To perform MPD, a rotating control device (RCD) is required to close the loop. The rendering represents the MPD equipment used to successfully execute the GoM project.

A successful side track

The second side track kicked off within the existing 6½-in. open-hole section and successfully reached total depth in the target sand. MPD maintained the wellbore pressure profile within the wellbore stability limit and the sand fracture gradient of the depleted sands. Static fluid density remained higher than pore pressure during the operation. The MPD control system also addressed the specific drilling challenges of the well, including hole instability.

Three times during drilling, the MPD control system increased equivalent mud weight to remediate packoffs due to shale instability. The system also was used to place and displace heavy mud during tripping. Due to the higher-than-expected wellbore stability gradient, a key objective of the MPD system was to modify the bottomhole equivalent circulating density (BH ECD) as necessary during drilling.

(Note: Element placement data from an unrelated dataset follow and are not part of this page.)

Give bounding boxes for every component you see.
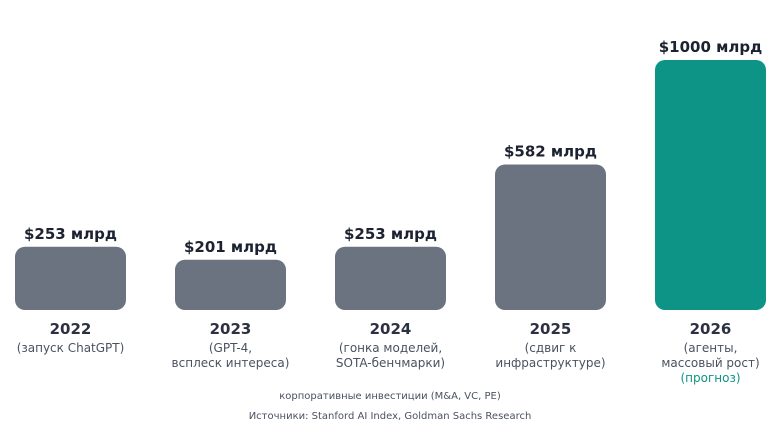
bar-value-label-2024: $253 млрд	[344, 225, 437, 243]
category-description-2024-line-1: (гонка моделей,	[339, 341, 442, 355]
category-description-2026-line-1: (агенты,	[684, 341, 738, 355]
category-label-2023: 2023	[210, 320, 252, 338]
category-description-2023-line-1: (GPT-4,	[209, 341, 252, 355]
category-label-2024: 2024	[370, 320, 412, 338]
bar-value-label-2023: $201 млрд	[184, 238, 277, 256]
bar-value-label-2026: $1000 млрд	[659, 38, 763, 56]
bar-value-label-2022: $253 млрд	[24, 225, 117, 243]
category-label-2025: 2025	[530, 320, 572, 338]
bar-2025	[495, 164, 606, 310]
category-description-2025-line-1: (сдвиг к	[525, 341, 577, 355]
category-description-2023-line-2: всплеск интереса)	[172, 356, 290, 370]
bar-value-label-2025: $582 млрд	[504, 143, 597, 161]
forecast-note-2026: (прогноз)	[680, 371, 740, 385]
category-description-2022-line-1: (запуск ChatGPT)	[17, 341, 125, 355]
category-description-2025-line-2: инфраструктуре)	[495, 356, 605, 370]
chart-caption: корпоративные инвестиции (M&A, VC, PE)	[279, 391, 501, 402]
chart-source: Источники: Stanford AI Index, Goldman Sa…	[248, 411, 532, 422]
bar-2026	[655, 60, 766, 310]
bar-2023	[175, 259, 286, 310]
bar-2024	[335, 246, 446, 310]
category-label-2022: 2022	[50, 320, 92, 338]
category-label-2026: 2026	[690, 320, 732, 338]
bar-2022	[15, 246, 126, 310]
category-description-2026-line-2: массовый рост)	[661, 356, 759, 370]
category-description-2024-line-2: SOTA-бенчмарки)	[336, 356, 445, 370]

The system maintained 12.8 ppg BH ECD equivalent while drilling at the start of the well, and increased the equivalent mud weight to 13.7 ppg at total depth.

MPD benefits

The MPD system enabled the operator to successfully reach the target depth, while mitigating wellbore stability hazards and quickly identifying small downhole losses and packoffs. Such losses and packoffs were mitigated by increasing bottomhole pressure, eliminating the time needed to increase mud weight. There was no serious influx, loss, or ballooning. The system also manipulated bottomhole pressure when zones with higher-than-expected wellbore stability gradients were encountered. Upon reaching total depth, a dynamic FIT was performed to 14 ppg without any losses.

The system's ability to control the annular pressure profile of the well resulted in a safe and efficient operation that enabled the operator to restart production in the mature, seemingly depleted formation. Automatic kick and loss detection helped control risks while drilling through rapidly changing pressures.

The success can be quantified by the months of planning and preparation involved. Both the operator and the drilling contractor underwent extensive MPD training prior to project kickoff. The rig team reviewed MPD procedures and practiced MPD connections before drilling out of the casing shoe. The learning curve for the drill crew built quickly and, as their confidence in MPD knowledge and process familiarity increased, the time required to execute various MPD tasks decreased on the second side track.

Moreover, the success of the operation has created opportunities for application of the MPD in similar mature or depleted wells. The operator is currently using the MPD system elsewhere in the GoM.